Translation:My uncle does not go without my aunt.

January 12, 2015

10 Comments


https://www.duolingo.com/profile/jk9786

could "gaat niet" in this case be translated as "won't go" in the sense of "he refuses to go"?


https://www.duolingo.com/profile/PaCa826187

Maybe I'm missing something but I'm not sure why adding niet to gaat would imply refusal.


https://www.duolingo.com/profile/Renardo_11

I would call it "negation" rather than "refusal" – niet = not.


https://www.duolingo.com/profile/riddelc

Why is 'aunty' not accepted?


https://www.duolingo.com/profile/Nylre536

because it should have said tantetje in dutch for aunty to be correct


https://www.duolingo.com/profile/amiefairs

For me (British English) 'auntie' is a much more common use than 'aunt', and I was also taught in my Dutch class that tante means auntie.


https://www.duolingo.com/profile/Nylre536

Then the problem might be that it is an American site using American English. Or because in highschool we learned aunt for tante in the Netherlands and I assume the course is largely made by Dutch native speakers.

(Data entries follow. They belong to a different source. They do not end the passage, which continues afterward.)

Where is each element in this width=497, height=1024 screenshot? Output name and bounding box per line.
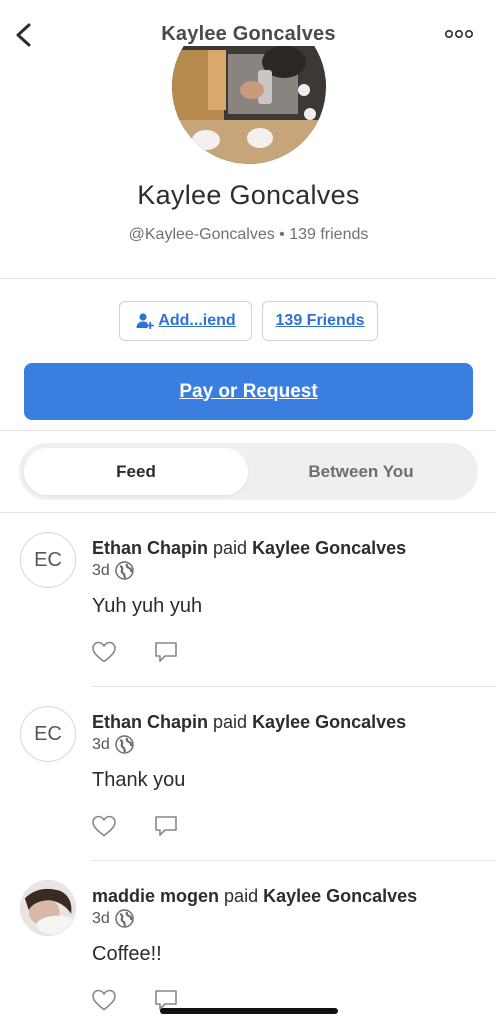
globe-icon <box>115 561 134 580</box>
heart-icon[interactable] <box>91 988 117 1012</box>
story-time: 3d <box>92 909 110 927</box>
divider <box>92 686 497 687</box>
story-note: Coffee!! <box>92 943 162 965</box>
heart-icon[interactable] <box>91 814 117 838</box>
feed-story[interactable]: maddie mogen paid Kaylee Goncalves 3d Co… <box>0 880 497 1024</box>
add-friend-label: Add...iend <box>158 312 236 329</box>
tab-between-you[interactable]: Between You <box>249 448 473 495</box>
friends-count-label: 139 Friends <box>275 312 365 329</box>
divider <box>0 278 497 279</box>
story-meta: 3d <box>92 735 134 754</box>
avatar[interactable]: EC <box>20 532 76 588</box>
story-meta: 3d <box>92 561 134 580</box>
globe-icon <box>115 735 134 754</box>
page-title: Kaylee Goncalves <box>161 23 336 45</box>
story-headline: Ethan Chapin paid Kaylee Goncalves <box>92 712 406 733</box>
feed-story[interactable]: EC Ethan Chapin paid Kaylee Goncalves 3d… <box>0 706 497 861</box>
heart-icon[interactable] <box>91 640 117 664</box>
avatar[interactable]: EC <box>20 706 76 762</box>
pay-or-request-label: Pay or Request <box>179 380 318 402</box>
divider <box>0 430 497 431</box>
story-verb: paid <box>224 886 259 906</box>
story-actor[interactable]: Ethan Chapin <box>92 712 208 732</box>
story-actor[interactable]: maddie mogen <box>92 886 219 906</box>
globe-icon <box>115 909 134 928</box>
add-friend-button[interactable]: Add...iend <box>119 301 252 341</box>
story-headline: maddie mogen paid Kaylee Goncalves <box>92 886 417 907</box>
profile-username-friends: @Kaylee-Goncalves • 139 friends <box>128 226 369 243</box>
profile-name: Kaylee Goncalves <box>137 180 360 210</box>
tab-feed[interactable]: Feed <box>24 448 248 495</box>
pay-or-request-button[interactable]: Pay or Request <box>24 363 473 420</box>
user-photo <box>21 881 75 935</box>
divider <box>0 512 497 513</box>
story-target[interactable]: Kaylee Goncalves <box>252 712 406 732</box>
avatar[interactable] <box>20 880 76 936</box>
feed-story[interactable]: EC Ethan Chapin paid Kaylee Goncalves 3d… <box>0 532 497 687</box>
story-meta: 3d <box>92 909 134 928</box>
story-time: 3d <box>92 735 110 753</box>
story-time: 3d <box>92 561 110 579</box>
comment-icon[interactable] <box>153 640 179 664</box>
comment-icon[interactable] <box>153 814 179 838</box>
feed-segmented-control: Feed Between You <box>19 443 478 500</box>
story-target[interactable]: Kaylee Goncalves <box>263 886 417 906</box>
divider <box>92 860 497 861</box>
add-person-icon <box>136 313 155 329</box>
story-verb: paid <box>213 712 248 732</box>
story-note: Thank you <box>92 769 186 791</box>
story-target[interactable]: Kaylee Goncalves <box>252 538 406 558</box>
profile-photo[interactable] <box>172 46 326 164</box>
friends-count-button[interactable]: 139 Friends <box>262 301 378 341</box>
story-actor[interactable]: Ethan Chapin <box>92 538 208 558</box>
home-indicator[interactable] <box>160 1008 338 1014</box>
story-headline: Ethan Chapin paid Kaylee Goncalves <box>92 538 406 559</box>
story-verb: paid <box>213 538 248 558</box>
story-note: Yuh yuh yuh <box>92 595 203 617</box>
more-options-icon[interactable] <box>445 28 473 40</box>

https://www.duolingo.com/profile/PaCa826187

I've no idea what it would mean but I could've sworn she said 'schaat' in turtleversion.


https://www.duolingo.com/profile/PamVee

Doesn't "gaat niet" also mean the same as "won't go" not necessarily meaning future tense, but more a habitual state, like "he never goes"?


https://www.duolingo.com/profile/DXSvlex

Tellement romantique, tellement magique.